From the beginning, “functional units of heredity” has been the centre of the debate. When originally drafted in 1992, it meant the role of genetic material in heredity and parent to child biological reproduction. However, with the advance of PCR and sequencing technology, the need for a more flexible, inclusive and dynamic concept of interpretation became obvious (Tvedt & Schei 2014). As they point out, even though it might be difficult to capture the complete meaning of “functional units of heredity’ as “an enforceable legal term”, the word functional added a second connotation. Specifically, functioning, working or operating (inside the organism) can be interpreted as a “molecular construct inside cells or organisms […] functioning on micro-organic level” or even outside an organism, referring both to the “genetic structure per se and to the information encapsulated in the DNA sequence (nucleotide) that can be screened and transferred into digital form and become functional in a new, digital form.”
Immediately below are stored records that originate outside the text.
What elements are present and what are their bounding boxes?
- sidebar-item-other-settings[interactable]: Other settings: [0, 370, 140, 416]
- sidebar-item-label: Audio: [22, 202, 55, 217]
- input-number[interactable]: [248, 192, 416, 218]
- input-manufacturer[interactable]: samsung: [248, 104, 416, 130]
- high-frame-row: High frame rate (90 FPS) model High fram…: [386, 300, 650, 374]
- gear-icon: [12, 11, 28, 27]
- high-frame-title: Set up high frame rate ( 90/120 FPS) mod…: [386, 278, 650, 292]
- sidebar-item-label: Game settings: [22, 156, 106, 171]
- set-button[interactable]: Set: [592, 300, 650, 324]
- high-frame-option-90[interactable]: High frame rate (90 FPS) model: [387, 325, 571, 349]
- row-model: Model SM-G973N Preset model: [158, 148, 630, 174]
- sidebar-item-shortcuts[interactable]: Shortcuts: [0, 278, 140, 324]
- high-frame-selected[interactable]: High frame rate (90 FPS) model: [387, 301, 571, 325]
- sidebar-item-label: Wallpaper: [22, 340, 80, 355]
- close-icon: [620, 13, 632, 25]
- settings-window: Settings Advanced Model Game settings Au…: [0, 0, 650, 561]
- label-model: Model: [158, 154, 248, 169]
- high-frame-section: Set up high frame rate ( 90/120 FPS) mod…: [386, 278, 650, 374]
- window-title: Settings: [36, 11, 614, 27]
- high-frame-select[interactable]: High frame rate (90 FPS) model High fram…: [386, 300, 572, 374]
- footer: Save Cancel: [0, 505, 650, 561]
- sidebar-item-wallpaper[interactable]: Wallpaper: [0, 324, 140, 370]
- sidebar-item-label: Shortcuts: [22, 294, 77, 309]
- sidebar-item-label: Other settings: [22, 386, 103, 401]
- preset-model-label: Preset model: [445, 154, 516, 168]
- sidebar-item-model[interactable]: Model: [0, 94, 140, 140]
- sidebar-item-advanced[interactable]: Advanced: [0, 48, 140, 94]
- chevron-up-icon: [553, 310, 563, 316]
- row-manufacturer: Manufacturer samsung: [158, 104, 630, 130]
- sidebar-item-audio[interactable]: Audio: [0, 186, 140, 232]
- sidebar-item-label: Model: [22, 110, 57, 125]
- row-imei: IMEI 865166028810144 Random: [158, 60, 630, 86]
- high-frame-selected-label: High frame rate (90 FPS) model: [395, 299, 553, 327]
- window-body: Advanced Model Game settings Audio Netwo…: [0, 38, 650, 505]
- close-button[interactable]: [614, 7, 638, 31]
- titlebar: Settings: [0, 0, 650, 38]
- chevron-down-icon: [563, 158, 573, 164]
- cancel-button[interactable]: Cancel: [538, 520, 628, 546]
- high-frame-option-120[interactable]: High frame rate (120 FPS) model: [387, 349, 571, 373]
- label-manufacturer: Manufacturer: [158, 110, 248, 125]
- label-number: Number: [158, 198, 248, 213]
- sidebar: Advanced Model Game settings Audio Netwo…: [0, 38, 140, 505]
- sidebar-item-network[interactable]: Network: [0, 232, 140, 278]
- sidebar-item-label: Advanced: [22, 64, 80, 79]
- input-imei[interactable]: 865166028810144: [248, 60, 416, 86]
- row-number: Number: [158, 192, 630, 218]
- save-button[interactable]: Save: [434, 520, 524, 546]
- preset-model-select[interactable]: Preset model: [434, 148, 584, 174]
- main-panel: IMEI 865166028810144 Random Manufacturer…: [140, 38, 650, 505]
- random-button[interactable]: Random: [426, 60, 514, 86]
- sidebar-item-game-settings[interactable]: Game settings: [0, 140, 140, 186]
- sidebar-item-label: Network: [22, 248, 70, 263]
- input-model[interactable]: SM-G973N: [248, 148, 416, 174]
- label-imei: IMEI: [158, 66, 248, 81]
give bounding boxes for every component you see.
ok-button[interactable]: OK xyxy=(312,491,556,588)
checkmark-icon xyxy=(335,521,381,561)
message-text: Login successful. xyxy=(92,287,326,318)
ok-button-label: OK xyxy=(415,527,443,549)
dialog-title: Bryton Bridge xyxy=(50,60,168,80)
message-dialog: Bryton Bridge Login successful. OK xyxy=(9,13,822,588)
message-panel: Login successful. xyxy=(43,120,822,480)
The interpretation for material is similarly broad, which could include “intangible/informational elements”, i.e. “i) the micro/physical component […] ii) the information […] and iii) the intangible and tangible used together” (Tvedt & Schei 2014). The latter is especially controversial regarding digital sequence information because if “the medium into which the heredity information is later transferred is not decisive for whether it is being included in the definition” (Tvedt & Schei 2014). This imminent reduction to anything of biological origin that has any potential or actual value entirely ignores how science works, the essence of scientific value, and how scientific knowledge grows. Scientific value does not fit into such a strict unidirectional economic scheme.

Text Box 3

The Biosphere Reserve Cuatro Ciénegas, an 850 km2 area of isolated springs, pools and swamps in a highly arid environment in northern Mexico, is severely threatened by groundwater removal. To support protection and develop cash-back systems to local communities from sustainable use of the reserve’s genetic resources to reduce groundwater removal by surrounding dairy farms, a Mexican molecular biologist “wrangled a permit from the federal government” (Jones 2011) granting permission to commercialise useful genes. Getting a permit from the Mexican government was “not easy” and “frustrating” but in the end successful (Jones 2011). However, reaching consent and agreement with the eight local communities in this area was even more difficult. After 1 year of negotiations, six communities agreed to future financial restitution and two demanded upfront-cash payments. Even though the project identified promising genes that will likely lead to patents channelling back revenues into the communities, ground water removal continues. Alternative income sources generated from the sustainable use of genetic resources in the area, however, are unlikely to materialise, because the largest pond dried out, as will others before the benefits appear (Jones 2011). The state and local communities were reluctant to take the necessary measures to protect the reserve. At a larger scale, many biodiversity-rich countries have tightened regulation of genetic resources because they perceive that sovereign genetic resources could lead to economic success. As Prathapan and Rajan (2011) showed in several examples for India and other countries, direct commercial benefits are marginal to date. Despite high investments and research inputs in several examples the proposed monetary benefits did not materialise because (i) a realistic price for the commercial product did not compensate for royalty payments and original investments, (ii) the drug had unexpected and unwanted side-effects that immediately terminated further research activities or (iii) the original assumptions proved to be too hypothetical to lead to any realistic application.